Common pitfalls that jeopardize case value
How to avoid accidentally sabotaging your case
When you’ve made the decision to go with a good law firm you put your faith and trust in them to handle the legal aspects of the case. While they are taking care of that aspect it is important to make sure you do not do anything to accidentally compromise your case. You need to realize that when you have opened a case you need to be cautious because innocent things can turn into nightmares. Common examples are:
• Talking to insurance companies about the facts of the accident or your injuries
This is always a bad idea, particularly outside the presence of your attorney. Once an attorney is retained the insurance companies will no longer contact you, but before this happens they will be constantly calling and attempting to get a statement. They might offer the promise of a settlement or medical bills being paid, but do not be fooled by this because their one goal is to get you to say something that will destroy your case. This applies whether it is an auto accident or a trip and fall. Speaking to the insurance companies and giving a statement is always a bad idea.
• Talking about the case
You should not talk to anyone about your case, aside from your lawyer. What you say to your lawyer is 100 percent privileged, meaning it cannot be brought out under any circumstances, but what you say to anyone else is 100 percent not privileged. If the case goes into litigation and you need to give a deposition (which is sworn testimony, very common, and usually done in an informal setting like a lawyer’s office) the first question they will ask is “who have you talked to about the case?” You need to answer truthfully under oath, and if you tell them that you spoke with a friend about it, rest assured that will be the next person to be deposed, and if their memory doesn’t mesh with yours, it can completely compromise the case. The safest path is merely to say “my lawyer is taking care of it” and leave it at that.
• Avoid Social Media
This one is difficult for most people in this day and age, but social media is completely discoverable by the defense, meaning that they can explore it and use it against you in your case. This warning applies to all social media not just one related to the case.
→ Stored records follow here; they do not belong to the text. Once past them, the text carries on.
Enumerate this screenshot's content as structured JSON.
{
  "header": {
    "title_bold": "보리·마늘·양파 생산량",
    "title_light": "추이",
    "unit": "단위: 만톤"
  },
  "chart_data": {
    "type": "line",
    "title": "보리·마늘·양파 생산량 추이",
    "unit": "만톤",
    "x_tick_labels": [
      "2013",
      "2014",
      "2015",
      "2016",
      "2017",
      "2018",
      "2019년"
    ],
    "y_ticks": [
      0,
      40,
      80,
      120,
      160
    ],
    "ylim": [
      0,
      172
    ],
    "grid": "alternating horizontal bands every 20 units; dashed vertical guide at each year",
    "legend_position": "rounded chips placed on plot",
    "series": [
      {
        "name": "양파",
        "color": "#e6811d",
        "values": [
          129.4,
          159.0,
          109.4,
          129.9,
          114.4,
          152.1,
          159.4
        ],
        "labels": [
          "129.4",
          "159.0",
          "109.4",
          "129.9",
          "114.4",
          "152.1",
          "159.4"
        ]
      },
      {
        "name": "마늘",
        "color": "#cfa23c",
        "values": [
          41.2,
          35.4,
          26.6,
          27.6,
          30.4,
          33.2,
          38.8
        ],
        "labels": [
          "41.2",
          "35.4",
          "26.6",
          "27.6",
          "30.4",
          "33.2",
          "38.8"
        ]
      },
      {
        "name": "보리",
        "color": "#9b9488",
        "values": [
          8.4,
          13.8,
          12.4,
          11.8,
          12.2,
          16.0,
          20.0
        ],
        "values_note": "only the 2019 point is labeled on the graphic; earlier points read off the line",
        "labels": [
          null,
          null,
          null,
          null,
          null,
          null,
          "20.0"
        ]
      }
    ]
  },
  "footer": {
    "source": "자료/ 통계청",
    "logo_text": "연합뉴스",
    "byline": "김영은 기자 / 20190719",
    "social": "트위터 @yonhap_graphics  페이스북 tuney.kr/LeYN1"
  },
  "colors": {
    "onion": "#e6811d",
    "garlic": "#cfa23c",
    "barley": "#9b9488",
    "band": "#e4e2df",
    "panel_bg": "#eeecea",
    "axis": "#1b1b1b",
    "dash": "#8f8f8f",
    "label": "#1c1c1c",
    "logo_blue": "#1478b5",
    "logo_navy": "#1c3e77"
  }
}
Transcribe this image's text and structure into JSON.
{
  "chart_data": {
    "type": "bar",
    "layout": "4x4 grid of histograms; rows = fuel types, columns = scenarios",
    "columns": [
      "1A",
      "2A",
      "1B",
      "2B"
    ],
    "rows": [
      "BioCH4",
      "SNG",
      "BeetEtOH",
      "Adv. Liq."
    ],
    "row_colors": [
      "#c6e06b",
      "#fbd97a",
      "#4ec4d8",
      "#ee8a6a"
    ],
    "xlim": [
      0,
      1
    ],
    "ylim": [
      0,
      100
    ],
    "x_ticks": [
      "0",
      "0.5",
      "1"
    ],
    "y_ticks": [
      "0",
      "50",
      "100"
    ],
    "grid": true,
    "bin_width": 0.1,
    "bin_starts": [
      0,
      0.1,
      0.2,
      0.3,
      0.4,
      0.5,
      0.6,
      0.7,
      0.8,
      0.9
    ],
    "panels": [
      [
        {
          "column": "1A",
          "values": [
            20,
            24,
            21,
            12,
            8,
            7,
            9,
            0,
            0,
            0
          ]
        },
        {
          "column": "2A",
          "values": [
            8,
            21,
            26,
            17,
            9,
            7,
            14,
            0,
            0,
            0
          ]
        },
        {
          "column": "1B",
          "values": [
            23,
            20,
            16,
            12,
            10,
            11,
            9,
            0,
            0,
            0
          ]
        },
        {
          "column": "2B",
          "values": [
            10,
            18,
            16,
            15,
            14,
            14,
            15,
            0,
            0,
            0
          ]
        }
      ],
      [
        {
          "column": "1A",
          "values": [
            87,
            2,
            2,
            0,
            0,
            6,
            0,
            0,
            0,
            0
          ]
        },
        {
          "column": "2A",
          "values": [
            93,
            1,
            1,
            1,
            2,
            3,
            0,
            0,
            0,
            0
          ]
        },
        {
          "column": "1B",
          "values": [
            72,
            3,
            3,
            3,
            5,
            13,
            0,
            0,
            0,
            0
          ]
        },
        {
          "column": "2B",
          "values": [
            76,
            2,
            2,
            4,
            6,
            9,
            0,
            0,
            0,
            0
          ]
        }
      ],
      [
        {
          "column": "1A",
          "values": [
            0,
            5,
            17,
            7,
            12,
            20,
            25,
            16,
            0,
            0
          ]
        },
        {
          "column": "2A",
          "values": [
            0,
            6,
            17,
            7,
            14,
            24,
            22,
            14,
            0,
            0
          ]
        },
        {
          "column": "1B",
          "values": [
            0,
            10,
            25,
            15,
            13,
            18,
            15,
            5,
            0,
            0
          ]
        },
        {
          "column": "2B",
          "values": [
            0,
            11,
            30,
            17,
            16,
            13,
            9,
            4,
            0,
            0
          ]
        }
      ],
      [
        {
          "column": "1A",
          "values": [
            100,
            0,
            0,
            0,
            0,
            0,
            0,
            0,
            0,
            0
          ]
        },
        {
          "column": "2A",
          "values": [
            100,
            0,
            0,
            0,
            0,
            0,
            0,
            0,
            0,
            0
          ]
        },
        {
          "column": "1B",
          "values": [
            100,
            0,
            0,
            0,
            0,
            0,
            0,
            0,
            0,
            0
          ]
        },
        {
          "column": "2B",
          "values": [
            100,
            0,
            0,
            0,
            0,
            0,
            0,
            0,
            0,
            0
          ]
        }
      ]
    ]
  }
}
We were able to achieve a large settlement for a client in a slip and fall case, but it came to light she had attended a friend’s birthday party and had posted videos of her dancing. She had never testified that she could not dance because of her injuries, but she had back surgery and still had residual pain. She had taken painkillers prior to the party which enabled her to function but the images of her on the dance floor made for difficult explaining. Trial lawyers have an expression “if you’re explaining, you’re losing.” Don’t give the defense ammunition even if you have a valid excuse. Avoid social media like the plague when you have a case pending, your bank account will thank you in the future.
• Do not talk to witnesses about the facts of the case
You should always attempt to get the information of any potential witnesses. This is important for the attorney so that they can hire an investigator to get a statement. However, you should not talk to any witness yourself about the facts. If the witness is deposed, they will be asked if they talked to you, and if the answer is ‘yes’, it could create an inference of bias, at best, or at worst they might make it seem like you were attempting to influence their testimony. It is much better to get their information and ask them if it is okay if a lawyer contacts them. At that point, turn the information over to the attorney, who can then get a statement, usually with the help of an investigator who can later be a witness if necessary.
• Don’t say you can’t do something unless you really cannot
While it might often feel like you cannot do something because of the pain it is generally a bad idea to report to anyone, in a statement, in a deposition, or the trickiest because most people don’t think of it, to their doctor that they cannot do an activity. It is rare, except in catastrophic cases, that a person is absolutely precluded from doing an activity altogether. The greatest danger is reporting to a doctor that you can no longer play golf, forgetting about it, then when you take pain meds, you go ahead and hit a few balls at the driving range. It doesn’t matter that attempting to do the sport that you love made you stay in bed for a week from the pain or that you had to ice your back for hours a day, all that is going to matter come trial is the testimony of a caddy who saw you golfing when you told your doctor you could not do so.